Вскоре мы уже сидим за кухонным столом в уютном молчании. Я съедаю два ломтика и думаю о третьем. Ланна вылетает из своей комнаты, чтобы взять энергетический напиток из холодильника и цапнуть ломтик моей пиццы. Подняв брови, она замечает:
– А, ты вернулась.
– Похоже, ты не рада этому.
Она округляет глаза, всплескивает руками и восклицает высоким, раздражающе-медоточивым голоском:
– О, мама, ты вернулась! Я так тосковала по тебе!
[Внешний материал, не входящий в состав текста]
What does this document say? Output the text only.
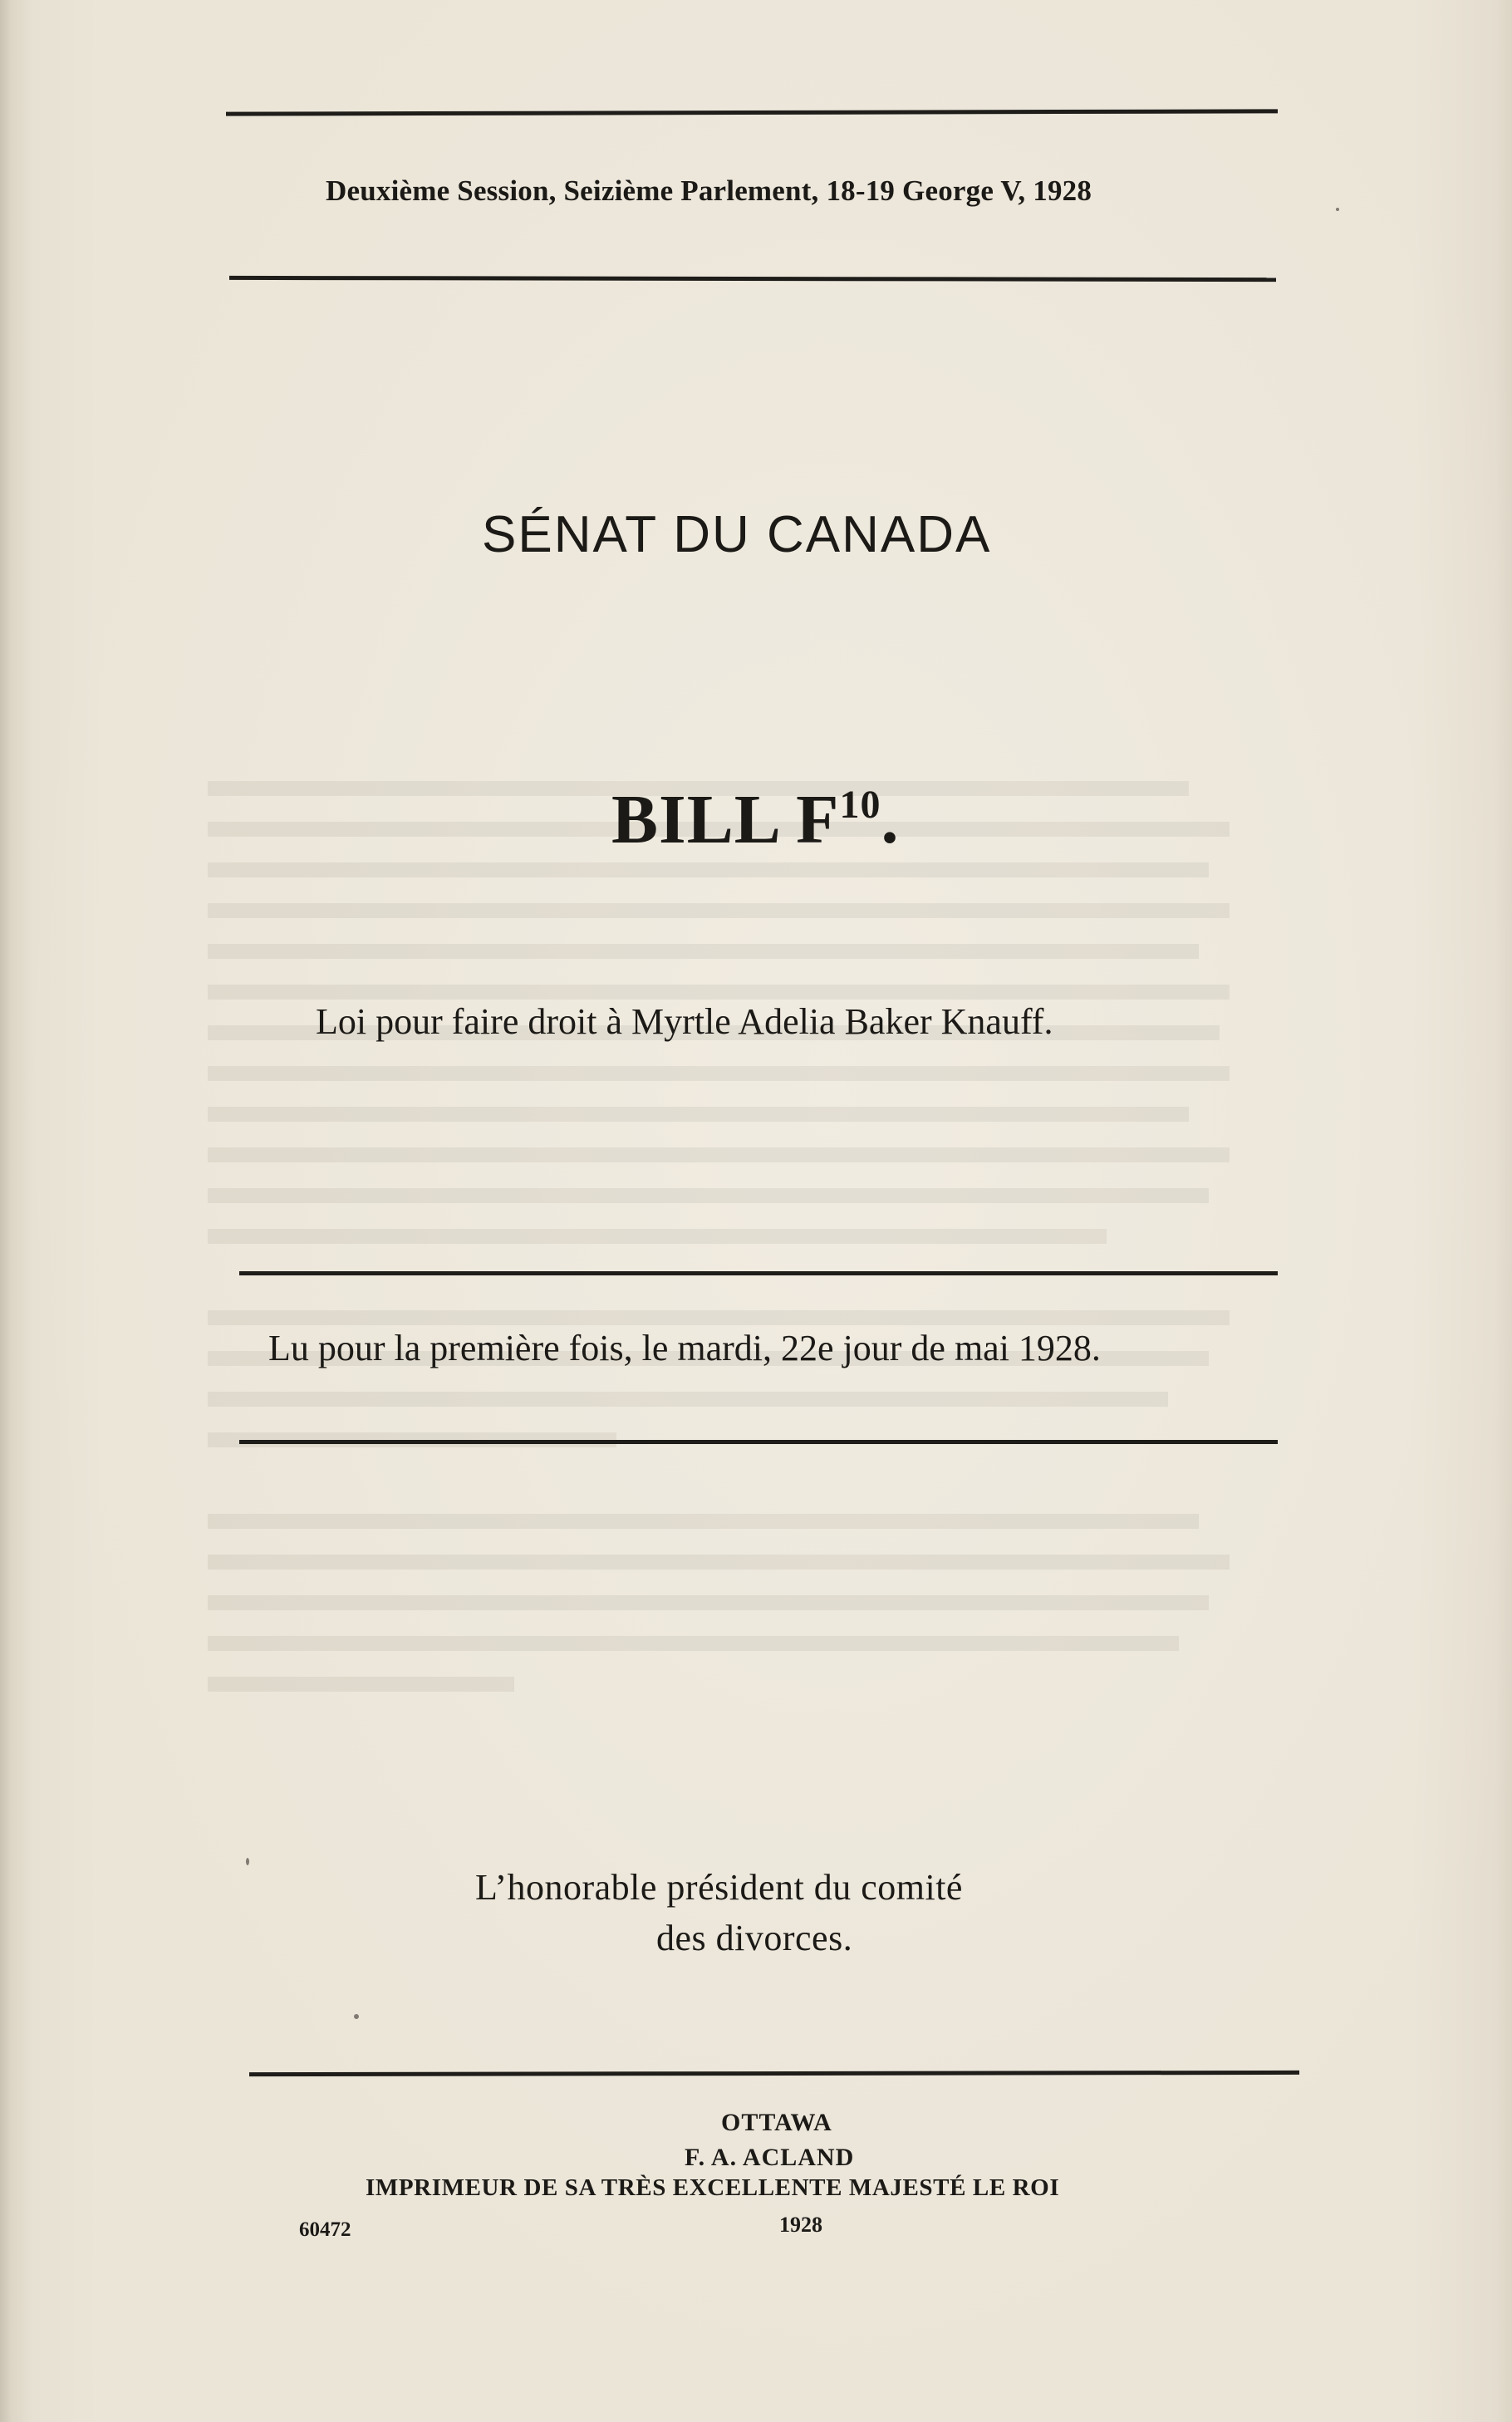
Deuxième Session, Seizième Parlement, 18-19 George V, 1928
SÉNAT DU CANADA
BILL $F^{10}$.
Loi pour faire droit à Myrtle Adelia Baker Knauff.
Lu pour la première fois, le mardi, 22e jour de mai 1928.
L’honorable président du comité
des divorces.
OTTAWA
F. A. ACLAND
IMPRIMEUR DE SA TRÈS EXCELLENTE MAJESTÉ LE ROI
60472	1928
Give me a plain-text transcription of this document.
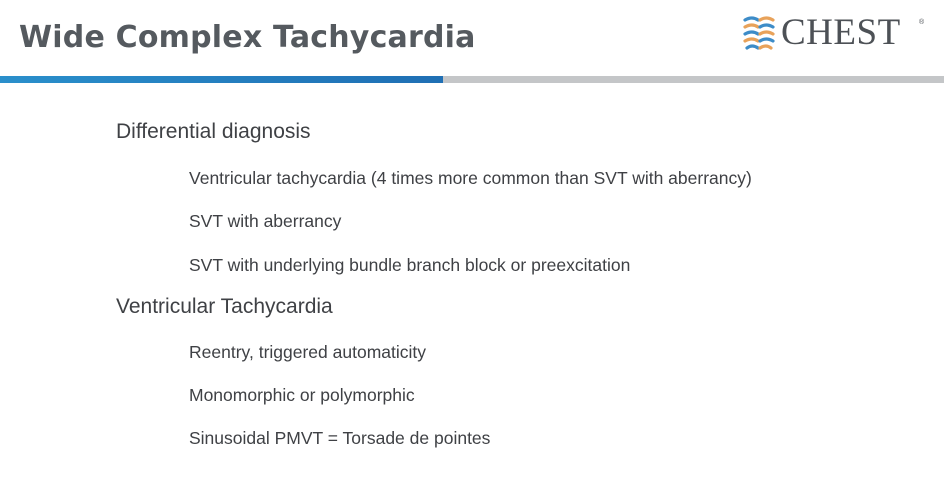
Wide Complex Tachycardia	CHEST	®
Differential diagnosis
Ventricular tachycardia (4 times more common than SVT with aberrancy)
SVT with aberrancy
SVT with underlying bundle branch block or preexcitation
Ventricular Tachycardia
Reentry, triggered automaticity
Monomorphic or polymorphic
Sinusoidal PMVT = Torsade de pointes
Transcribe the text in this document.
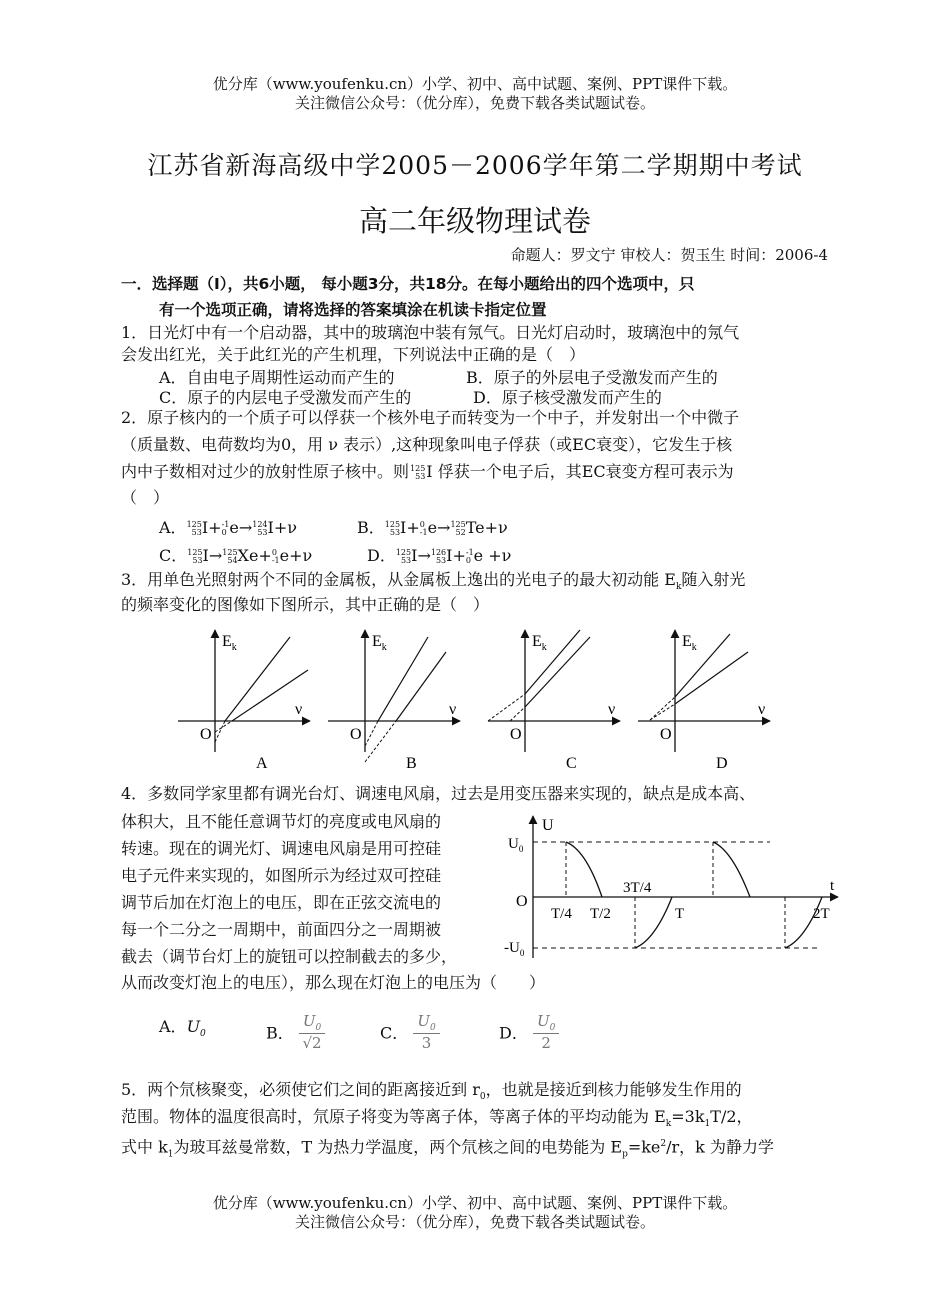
优分库（www.youfenku.cn）小学、初中、高中试题、案例、PPT课件下载。
关注微信公众号：（优分库），免费下载各类试题试卷。
江苏省新海高级中学2005－2006学年第二学期期中考试
高二年级物理试卷
命题人：罗文宁 审校人：贺玉生 时间：2006-4
一．选择题（Ⅰ），共6小题， 每小题3分，共18分。在每小题给出的四个选项中，只
有一个选项正确，请将选择的答案填涂在机读卡指定位置
1．日光灯中有一个启动器，其中的玻璃泡中装有氖气。日光灯启动时，玻璃泡中的氖气
会发出红光，关于此红光的产生机理，下列说法中正确的是（　）
A．自由电子周期性运动而产生的	B．原子的外层电子受激发而产生的
C．原子的内层电子受激发而产生的	D．原子核受激发而产生的
2．原子核内的一个质子可以俘获一个核外电子而转变为一个中子，并发射出一个中微子
（质量数、电荷数均为0，用 ν 表示）,这种现象叫电子俘获（或EC衰变），它发生于核
内中子数相对过少的放射性原子核中。则125
53I 俘获一个电子后，其EC衰变方程可表示为
（　）
A．125
53I+-1
0 e→124
53I+ν	B．125
53I+0
-1e→125
52Te+ν
C．125
53I→125
54Xe+0
-1e+ν	D．125
53I→126
53I+-1
0 e +ν
3．用单色光照射两个不同的金属板，从金属板上逸出的光电子的最大初动能 $E_k$随入射光
的频率变化的图像如下图所示，其中正确的是（　）
$E_k$
ν
O
A
$E_k$
ν
O
B
$E_k$
ν
O
C
$E_k$
ν
O
D
4．多数同学家里都有调光台灯、调速电风扇，过去是用变压器来实现的，缺点是成本高、
体积大，且不能任意调节灯的亮度或电风扇的
转速。现在的调光灯、调速电风扇是用可控硅
电子元件来实现的，如图所示为经过双可控硅
调节后加在灯泡上的电压，即在正弦交流电的
每一个二分之一周期中，前面四分之一周期被
截去（调节台灯上的旋钮可以控制截去的多少，
从而改变灯泡上的电压），那么现在灯泡上的电压为（　　）
U
$U_0$
$-U_0$
t
O
T/4 T/2
3T/4
T	2T
A．$U_0$	B． $\frac{U_0}{√2}$	C． $\frac{U_0}{3}$	D． $\frac{U_0}{2}$
5．两个氘核聚变，必须使它们之间的距离接近到 $r_0$，也就是接近到核力能够发生作用的
范围。物体的温度很高时，氘原子将变为等离子体，等离子体的平均动能为 $E_k=3k_1T/2$，
式中 $k_1$为玻耳兹曼常数，T 为热力学温度，两个氘核之间的电势能为 $E_p=ke^2/r$，k 为静力学
优分库（www.youfenku.cn）小学、初中、高中试题、案例、PPT课件下载。
关注微信公众号：（优分库），免费下载各类试题试卷。
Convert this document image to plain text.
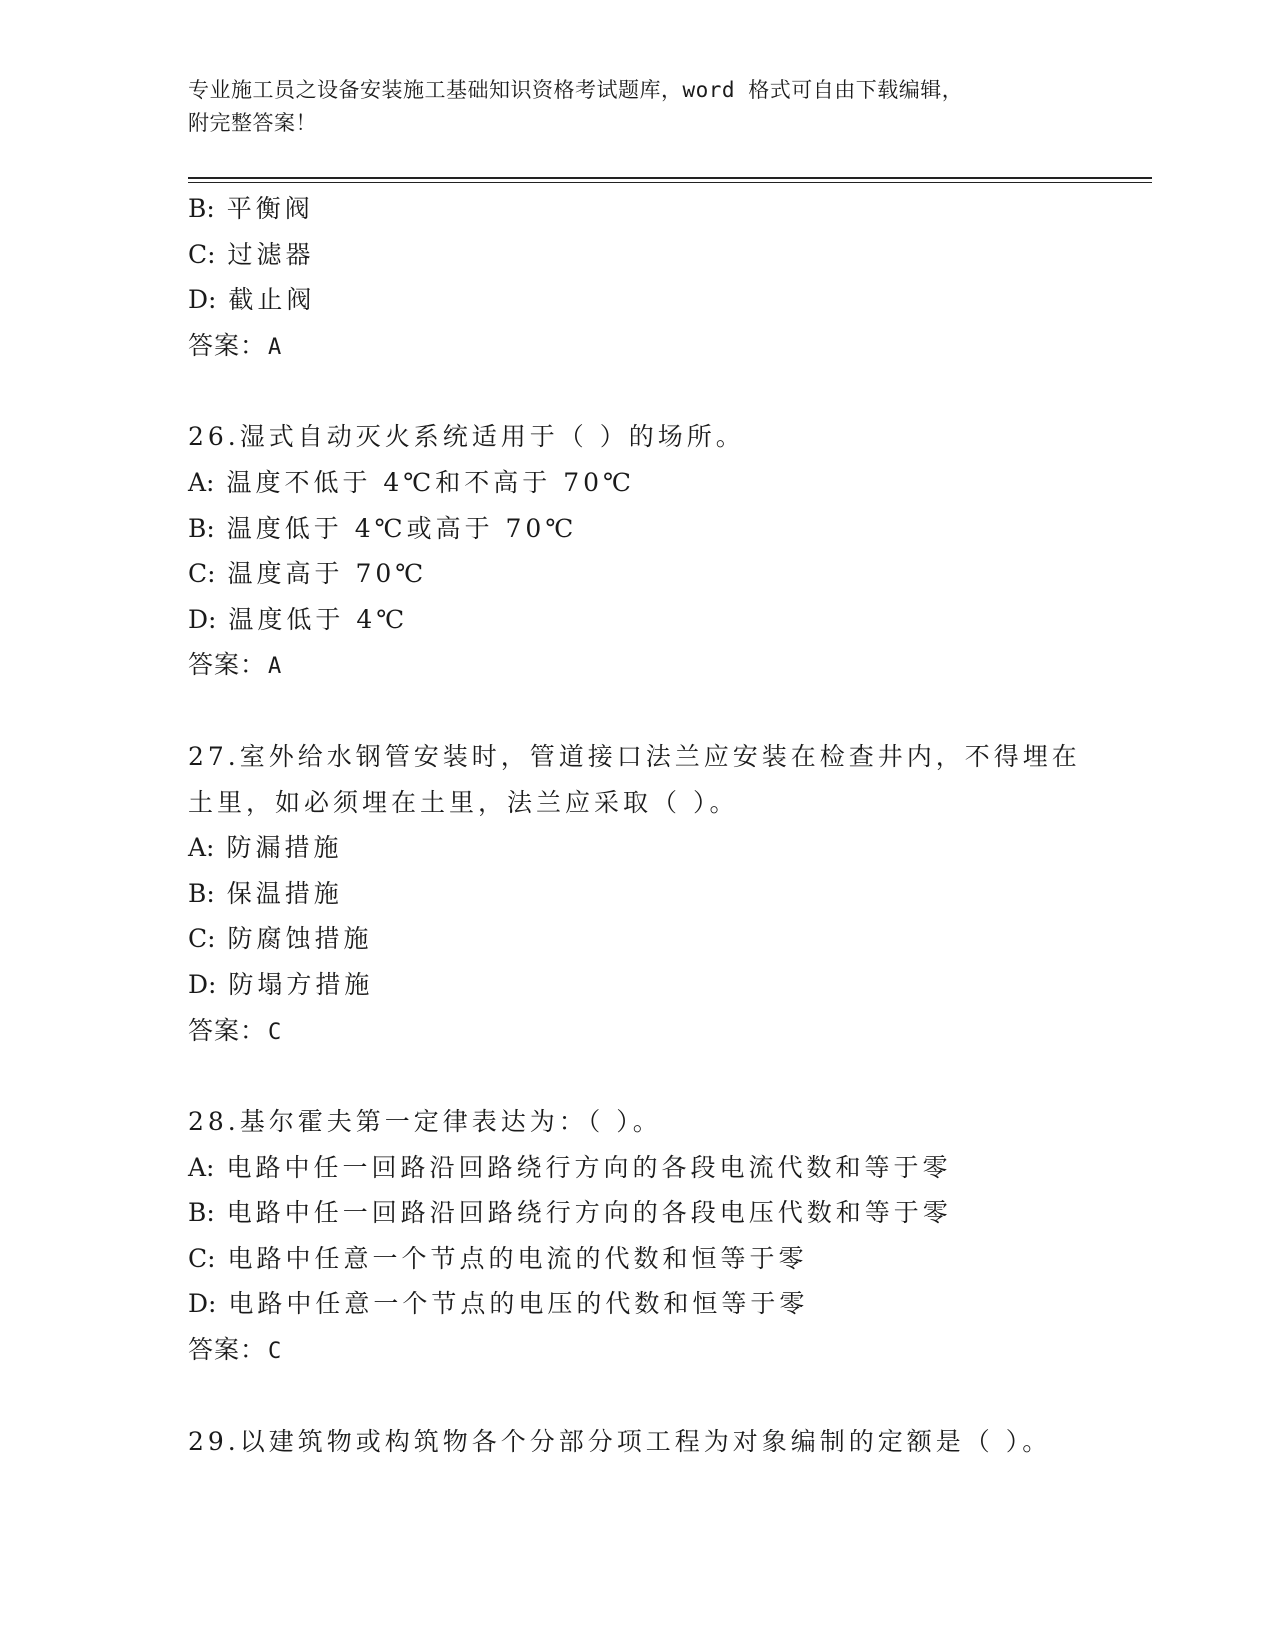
专业施工员之设备安装施工基础知识资格考试题库，word 格式可自由下载编辑，
附完整答案！
B: 平衡阀
C: 过滤器
D: 截止阀
答案：A
26.湿式自动灭火系统适用于（ ）的场所。
A: 温度不低于 4℃和不高于 70℃
B: 温度低于 4℃或高于 70℃
C: 温度高于 70℃
D: 温度低于 4℃
答案：A
27.室外给水钢管安装时，管道接口法兰应安装在检查井内，不得埋在
土里，如必须埋在土里，法兰应采取（ ）。
A: 防漏措施
B: 保温措施
C: 防腐蚀措施
D: 防塌方措施
答案：C
28.基尔霍夫第一定律表达为：（ ）。
A: 电路中任一回路沿回路绕行方向的各段电流代数和等于零
B: 电路中任一回路沿回路绕行方向的各段电压代数和等于零
C: 电路中任意一个节点的电流的代数和恒等于零
D: 电路中任意一个节点的电压的代数和恒等于零
答案：C
29.以建筑物或构筑物各个分部分项工程为对象编制的定额是（ ）。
Я едва не давлюсь пиццей. Дочь фыркает и скрывается в своей комнате, без всякой нужды хлопая дверью. Это заставляет Коннора выглянуть в кухню. Увидев меня, он спокойно улыбается мне.
– Привет, мама.
– Привет, солнышко. Тебе не нужно помочь с домашним заданием?
– Не-а, я его уже сделал. Оно легкое. Я рад, что ты вернулась.
В его устах это звучит искренне, и я в ответ улыбаюсь с неподдельной теплотой. Однако это тепло рассеивается, когда Коннор уходит обратно в свою комнату, и я остаюсь лицом к лицу с суровой реальностью. Мэл знает, где мы. Он знает. Он говорил о Брэйди. Конкретно о моем сыне.